Vom Maurer zum Maschinenbauer - Studieren mit Meisterbrief
Berlin (dpa/tmn) - Führungsposition oder Entwicklungsabteilung: Es gibt viele Gründe, warum Handwerker mit Meister noch ein Studium machen möchten. In den vergangenen Jahren ist der Zugang zu den Hochschulen einfacher geworden - ohne Stolpersteine ist der Weg aber nicht.
Vom Kfz-Mechatroniker zum Ingenieur: Solche Karrieren sind heute durchaus möglich. Denn wer als Handwerker einen Meisterbrief in der Tasche hat, kann sich an vielen deutschen Hochschulen für jedes Studienfach bewerben.
Möglich ist das erst seit 2009. Damals beschloss die Kultusministerkonferenz, den Meister mit der allgemeinen Hochschulreife gleichzustellen. Denn das deutsche Bildungssystem sollte durchlässiger werden. Auch die zuvor sehr unterschiedlichen rechtlichen Vorgaben zum Studium ohne Abitur in den einzelnen Bundesländern sollten vereinheitlicht werden. Seitdem hat sich in den Ländern viel getan: Handwerker können sich heute in fast allen Ländern nicht nur an Fachhochschulen, sondern auch an Universitäten einschreiben. Einzige Ausnahmen sind derzeit Brandenburg und Sachsen.
Wie viele Meisterstudenten es an den Hochschulen gibt, ist nicht bekannt. Aber die Zahl der Studenten ohne Abitur steigt insgesamt deutlich an. Zwischen 2007 und 2010 hat sich der Anteil der Studienanfänger ohne Hochschulreife an allen Studienanfängern in Deutschland fast verdoppelt. Laut dem Centrum für Hochschulentwicklung (CHE) stieg er von 1,09 auf 2,08 Prozent. Damit büffeln insgesamt derzeit 12 000 Studienanfänger ohne Abitur oder Fachabitur an deutschen Hochschulen.
Ein Studium kann für Handwerker aus mehreren Gründen sinnvoll sein: Die einen schließen ein BWL-Studium an, um in ihrem Betrieb in eine Führungsposition zu kommen. Die anderen machen noch ein Studium in den Ingenieurswissenschaften. Denn einige Industriebetriebe lagerten die Bereiche Forschung und Entwicklung inzwischen an ihre handwerklichen Zulieferer aus, sagt Volker Born vom Zentralverband des Deutschen Handwerks (ZDH) in Berlin. Doch der Weg vom Maurer zum Maschinenbauer ist nicht leicht.

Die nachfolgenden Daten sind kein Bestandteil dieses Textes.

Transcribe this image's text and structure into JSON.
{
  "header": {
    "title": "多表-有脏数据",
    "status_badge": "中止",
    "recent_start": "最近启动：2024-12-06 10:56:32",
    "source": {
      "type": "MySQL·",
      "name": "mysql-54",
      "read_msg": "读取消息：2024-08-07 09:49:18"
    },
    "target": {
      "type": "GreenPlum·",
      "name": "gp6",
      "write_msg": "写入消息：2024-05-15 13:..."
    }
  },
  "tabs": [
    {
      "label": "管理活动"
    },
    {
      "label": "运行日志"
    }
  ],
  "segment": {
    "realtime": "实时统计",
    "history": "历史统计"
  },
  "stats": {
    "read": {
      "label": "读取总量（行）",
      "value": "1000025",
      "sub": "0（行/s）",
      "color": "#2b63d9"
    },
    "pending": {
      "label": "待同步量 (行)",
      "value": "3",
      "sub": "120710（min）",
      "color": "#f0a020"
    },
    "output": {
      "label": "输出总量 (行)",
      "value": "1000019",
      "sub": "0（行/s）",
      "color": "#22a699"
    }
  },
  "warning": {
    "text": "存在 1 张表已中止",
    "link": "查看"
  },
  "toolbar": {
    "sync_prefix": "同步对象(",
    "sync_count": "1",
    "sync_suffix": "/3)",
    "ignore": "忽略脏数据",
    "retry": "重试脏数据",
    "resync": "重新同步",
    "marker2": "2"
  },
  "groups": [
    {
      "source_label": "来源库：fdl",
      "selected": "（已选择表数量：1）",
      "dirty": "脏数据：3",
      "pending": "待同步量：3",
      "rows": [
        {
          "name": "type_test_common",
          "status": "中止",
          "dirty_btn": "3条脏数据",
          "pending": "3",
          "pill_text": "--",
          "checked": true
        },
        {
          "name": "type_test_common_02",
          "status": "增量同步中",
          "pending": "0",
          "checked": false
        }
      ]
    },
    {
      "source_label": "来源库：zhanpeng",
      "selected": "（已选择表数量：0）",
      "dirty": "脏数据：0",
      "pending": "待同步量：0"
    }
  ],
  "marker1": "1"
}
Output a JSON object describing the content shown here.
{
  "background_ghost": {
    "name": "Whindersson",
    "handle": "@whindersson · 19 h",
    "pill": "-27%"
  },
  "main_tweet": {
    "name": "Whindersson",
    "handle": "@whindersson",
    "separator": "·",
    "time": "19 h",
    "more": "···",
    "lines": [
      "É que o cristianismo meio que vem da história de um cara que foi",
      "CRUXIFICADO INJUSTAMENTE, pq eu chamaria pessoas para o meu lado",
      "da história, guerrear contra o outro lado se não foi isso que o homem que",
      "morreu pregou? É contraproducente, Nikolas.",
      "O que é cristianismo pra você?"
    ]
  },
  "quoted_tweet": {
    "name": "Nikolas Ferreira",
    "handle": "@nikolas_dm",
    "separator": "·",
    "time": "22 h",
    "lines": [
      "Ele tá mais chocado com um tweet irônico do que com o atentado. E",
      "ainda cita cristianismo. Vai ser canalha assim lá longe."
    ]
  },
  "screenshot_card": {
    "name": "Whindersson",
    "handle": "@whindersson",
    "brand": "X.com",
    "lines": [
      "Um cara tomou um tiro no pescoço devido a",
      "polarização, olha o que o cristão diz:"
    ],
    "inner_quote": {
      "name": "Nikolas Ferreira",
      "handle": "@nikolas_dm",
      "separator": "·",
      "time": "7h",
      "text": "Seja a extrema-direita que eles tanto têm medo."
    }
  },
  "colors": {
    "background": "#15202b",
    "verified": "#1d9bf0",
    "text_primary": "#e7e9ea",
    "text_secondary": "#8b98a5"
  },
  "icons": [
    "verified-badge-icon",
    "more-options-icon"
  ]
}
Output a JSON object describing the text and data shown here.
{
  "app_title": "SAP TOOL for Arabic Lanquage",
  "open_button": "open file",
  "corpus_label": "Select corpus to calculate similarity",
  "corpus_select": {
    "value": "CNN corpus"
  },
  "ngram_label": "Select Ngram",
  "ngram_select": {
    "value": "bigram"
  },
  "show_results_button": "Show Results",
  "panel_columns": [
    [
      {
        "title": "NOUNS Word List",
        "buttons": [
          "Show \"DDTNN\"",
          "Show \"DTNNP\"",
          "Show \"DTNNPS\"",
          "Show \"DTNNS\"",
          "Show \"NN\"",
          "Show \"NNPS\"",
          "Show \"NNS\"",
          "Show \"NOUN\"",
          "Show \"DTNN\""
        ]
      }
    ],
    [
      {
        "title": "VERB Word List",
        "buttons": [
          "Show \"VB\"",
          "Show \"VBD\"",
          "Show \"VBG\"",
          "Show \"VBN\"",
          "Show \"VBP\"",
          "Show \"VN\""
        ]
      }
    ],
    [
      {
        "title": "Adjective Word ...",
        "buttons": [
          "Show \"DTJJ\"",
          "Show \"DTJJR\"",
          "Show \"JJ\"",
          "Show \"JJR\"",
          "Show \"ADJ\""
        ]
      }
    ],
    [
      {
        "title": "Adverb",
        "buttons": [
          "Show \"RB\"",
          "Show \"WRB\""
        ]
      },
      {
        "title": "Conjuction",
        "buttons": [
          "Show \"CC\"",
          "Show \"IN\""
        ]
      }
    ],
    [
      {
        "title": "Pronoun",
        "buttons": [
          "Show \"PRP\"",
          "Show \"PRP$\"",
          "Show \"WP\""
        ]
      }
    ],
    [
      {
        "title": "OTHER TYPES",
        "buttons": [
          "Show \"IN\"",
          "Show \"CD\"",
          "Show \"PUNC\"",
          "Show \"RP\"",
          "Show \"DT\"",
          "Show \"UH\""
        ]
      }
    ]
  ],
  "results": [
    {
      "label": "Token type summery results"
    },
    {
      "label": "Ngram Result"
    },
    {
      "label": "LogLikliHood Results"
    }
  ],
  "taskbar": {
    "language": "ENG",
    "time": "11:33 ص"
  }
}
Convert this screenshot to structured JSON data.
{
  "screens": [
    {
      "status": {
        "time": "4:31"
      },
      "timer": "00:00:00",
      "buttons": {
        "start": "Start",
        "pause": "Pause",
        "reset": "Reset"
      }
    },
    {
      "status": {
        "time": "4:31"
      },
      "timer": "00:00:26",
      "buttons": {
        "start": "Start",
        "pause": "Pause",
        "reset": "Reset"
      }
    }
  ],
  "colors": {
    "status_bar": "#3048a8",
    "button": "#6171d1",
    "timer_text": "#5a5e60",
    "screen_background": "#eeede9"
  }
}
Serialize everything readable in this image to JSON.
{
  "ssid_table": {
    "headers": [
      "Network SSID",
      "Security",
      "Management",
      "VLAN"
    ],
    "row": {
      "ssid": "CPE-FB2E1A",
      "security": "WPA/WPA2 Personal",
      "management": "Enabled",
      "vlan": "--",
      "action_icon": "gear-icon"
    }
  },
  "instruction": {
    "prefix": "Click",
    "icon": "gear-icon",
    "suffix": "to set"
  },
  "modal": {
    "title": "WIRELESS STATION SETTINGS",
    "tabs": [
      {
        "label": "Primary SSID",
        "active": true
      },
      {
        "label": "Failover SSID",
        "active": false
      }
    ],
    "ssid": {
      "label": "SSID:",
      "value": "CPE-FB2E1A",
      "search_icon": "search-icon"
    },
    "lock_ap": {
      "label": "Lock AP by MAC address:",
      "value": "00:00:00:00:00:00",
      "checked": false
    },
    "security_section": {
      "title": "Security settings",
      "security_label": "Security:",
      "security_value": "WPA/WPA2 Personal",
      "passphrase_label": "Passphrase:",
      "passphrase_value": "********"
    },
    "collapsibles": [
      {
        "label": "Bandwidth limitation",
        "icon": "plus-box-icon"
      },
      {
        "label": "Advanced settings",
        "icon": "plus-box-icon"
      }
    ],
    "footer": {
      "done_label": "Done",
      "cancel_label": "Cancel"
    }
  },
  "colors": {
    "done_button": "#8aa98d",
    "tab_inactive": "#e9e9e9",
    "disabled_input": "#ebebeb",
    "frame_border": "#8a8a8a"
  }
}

„Die Regelungen in den Bundesländern sind immer noch sehr unterschiedlich“, sagt Sigrun Nickel, Forscherin am CHE. Orientierung bietet das Internetportal studieren-ohne-abitur.de. Hier finden angehende Akademiker nicht nur eine Übersicht über 4000 Studienangebote, sondern auch Tipps zum Studium, zu Stipendien und Studienkrediten. „Wenn man passende Studiengänge in der Datenbank herausgefiltert hat, sollte man direkt Kontakt zu den Hochschulen aufnehmen, um sich individuell beraten zu lassen“, rät Sigrun Nickel.
Im Beratungsgespräch sollte geklärt werden, ob die Meisterstudenten einen Vorkurs brauchen. Außerdem sollte beim Berater nachgefragt werden, ob durch die Vorqualifikation die Studienzeit verkürzt werden kann.
„Studieninteressierte sollten prüfen, welches Studienformat an was für einer Hochschule ihren Fähigkeiten und Neigungen entspricht“, rät Jochen Schwarz, Referent der Hochschulrektorenkonferenz (HRK). Oft sind für Meisterstudenten Hochschulen besonders geeignet, die ein berufsbegleitendes Studium ermöglichen. „Handwerksmeister stehen anders im Leben als Abiturienten. Sie haben oft Familie oder einen eigenen Betrieb“, gibt Born zu bedenken. Besonders beliebt ist daher das Fernstudium.
Ist das passende Studium gefunden, bleibt vielen Meisterstudenten das Problem mit der Finanzierung. Stipendien gibt es für die Zielgruppe der beruflich qualifizierten Studenten kaum. Eine Ausnahme ist das Aufstiegsstipendium des Bundesbildungsministeriums. Alle anderen sollten mit dem Personalchef ihrer Firma über einen Zuschuss sprechen.